KERKÜK’te olan tam anlamıyla bir danışıklı tahriktir. Irak Bölgesel Kürt Yönetimi bayrağının Kerkük’e asılması Türkiye’ye yönelik bir tahriktir.
Petrole ayarlıdır.
“Burayı bana verirseniz, petrolü alırsınız” mesajıdır.
Mesajın kime gittiği bellidir.
Kerkük nüfus idaresinin basılması... Kayıtların talan edilmesi...
Irak ve Suriye’nin kuzeyinden geçecek bir ‘Kürt otonom bölgesi’nin hazırlığıdır.
Ankara bunu görmüyor mu?
Elbette görüyor.
Danışıklı tahrik kavramını de bu nedenle kullanıyorum.
Bağdat bayrağı reddetti ama.
Öyle çok fazla ses de çıkmıyor.
Bağdat yönetimi dediğin, Beyaz Saray’ın ağzına baktığı için.

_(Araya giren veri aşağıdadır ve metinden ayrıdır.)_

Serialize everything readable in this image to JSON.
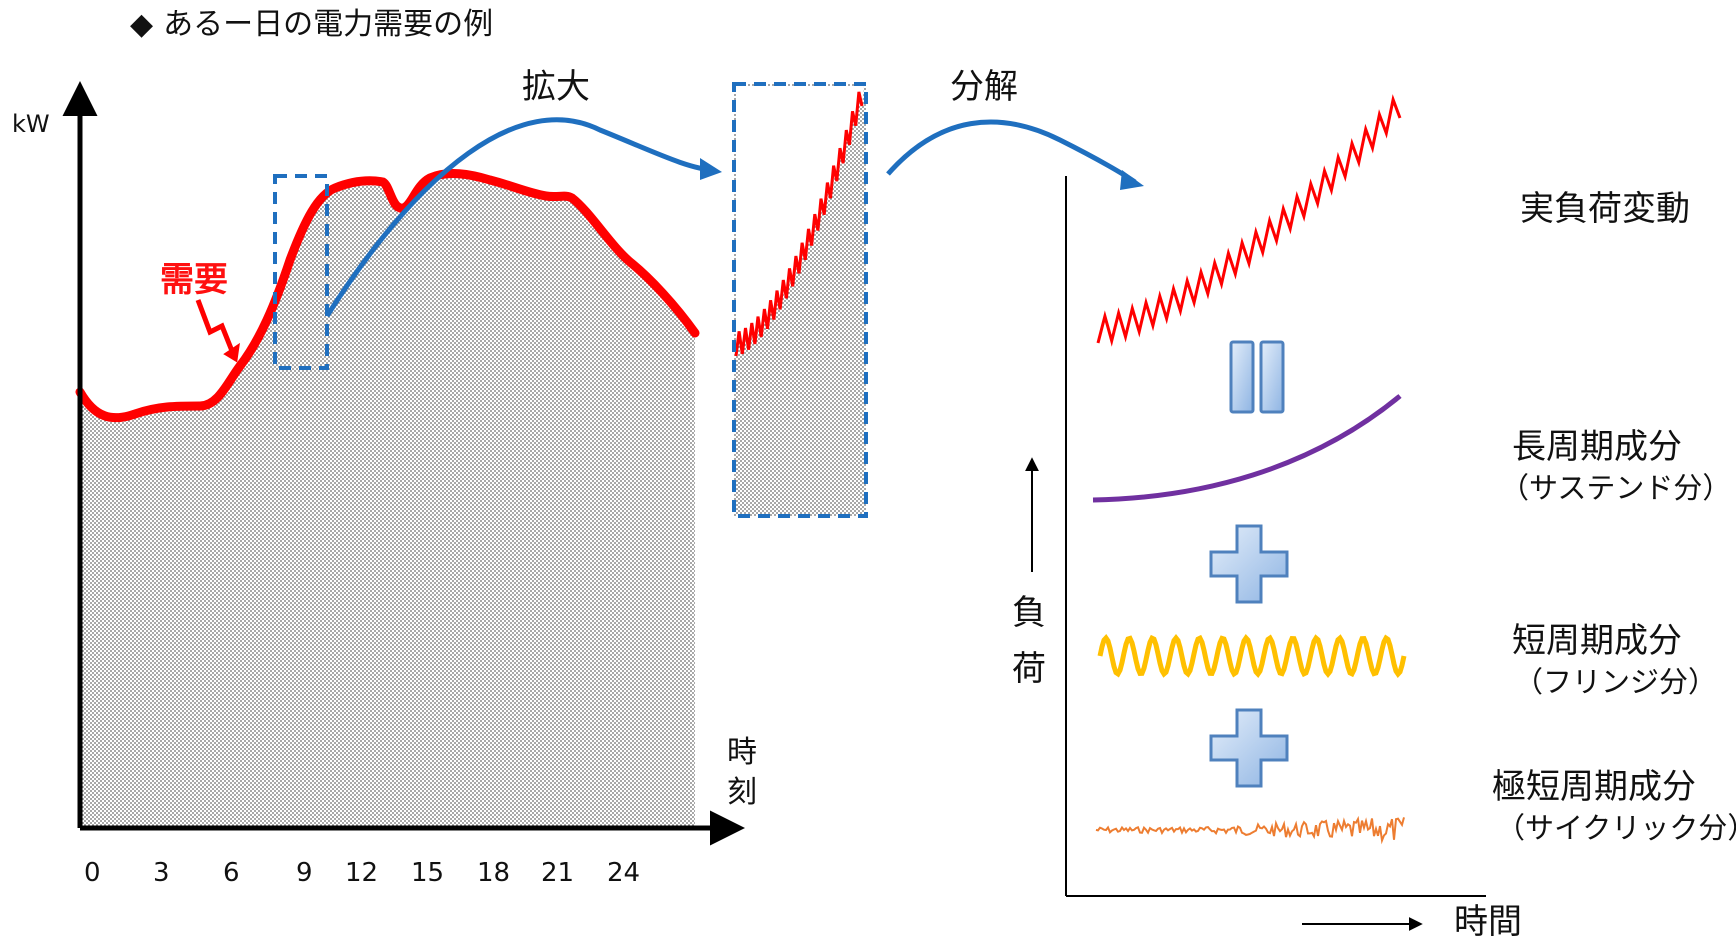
{
  "title": "あるー日の電力需要の例",
  "title_bullet": "◆",
  "left_chart": {
    "y_axis_label": "kW",
    "x_axis_label_line1": "時",
    "x_axis_label_line2": "刻",
    "x_ticks": [
      "0",
      "3",
      "6",
      "9",
      "12",
      "15",
      "18",
      "21",
      "24"
    ],
    "demand_label": "需要"
  },
  "annotations": {
    "zoom_label": "拡大",
    "decompose_label": "分解"
  },
  "right_panel": {
    "y_axis_label_line1": "負",
    "y_axis_label_line2": "荷",
    "x_axis_label": "時間",
    "components": [
      {
        "name": "実負荷変動",
        "sub": ""
      },
      {
        "name": "長周期成分",
        "sub": "（サステンド分）"
      },
      {
        "name": "短周期成分",
        "sub": "（フリンジ分）"
      },
      {
        "name": "極短周期成分",
        "sub": "（サイクリック分）"
      }
    ],
    "operators": [
      "equals",
      "plus",
      "plus"
    ]
  },
  "colors": {
    "demand": "#ff0000",
    "arrow": "#1f6fbf",
    "zoom_box": "#1f6fbf",
    "long_period": "#7030a0",
    "short_period": "#ffc000",
    "very_short": "#ed7d31",
    "operator_fill": "#9dc3e6"
  }
}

Büyük plan içinde küçük bir piyon durumundadır.
İşte o nedenle Kerkük İl Meclisi Başkanı Talabani açıktan Bağdat’a rest çekebiliyor:
“O bayrağı indirmeyeceğiz. Sonsuza kadar dalgalanacak...”
Kerkük’teki Talabani’ye, Erbil’deki Talabani’den destek geliyor...
Celal Talabani’nin oğlu Başbakan Yardımcısı Talabani olayı daha da büyütüyor:
“Bayrağımızın Kürdistan Kudüs’ünde dalgalanması kutlu olsun.”
Vaayyyyyy... İşte bu kadar.
Tahrik tavanda.
Bağdat kaynaklı Beyaz Saray senaryolu oyun...
Kerkük dekorunda sahneye konmuş durumda. Böyle yavaş yavaş, yedire yedire ilerliyor replikler.
Önce Erbil yoktu, Kerkük hayaldi...
Şimdi Erbil’den Kerkük’e ‘Kudüs senaryoları’ gönderiliyor.
Babadan oğula Talabani sürecidir bu...
KERKÜK TÜRKMENLERİ
Kerkük elbette bir Türkmen şehridir. Aynı zamanda Araplar yaşar.
Peki nasıl oluyor da Kürtler böyle bir oldubitti yapabiliyor.
Çünkü arkasında petrol pazarlığından oluşmuş bir güç var.
Körfez Savaşı’nda ABD’ye bölgesel ve yerel destek veren Peşmerge bu desteği aldı bir kere.
Benzerini YPG, Suriye’de DAEŞ’e karşı yapıyor. Peki Kerkük Türkmenleri ne olacak?
Kerkük Türkmenleri medenidir. Çağdaştır. Irkçı değildir.
Bir arada yaşama kültürünü geliştirmiştir. Savaşçı olmayı değil, sanatçı olmayı seçer.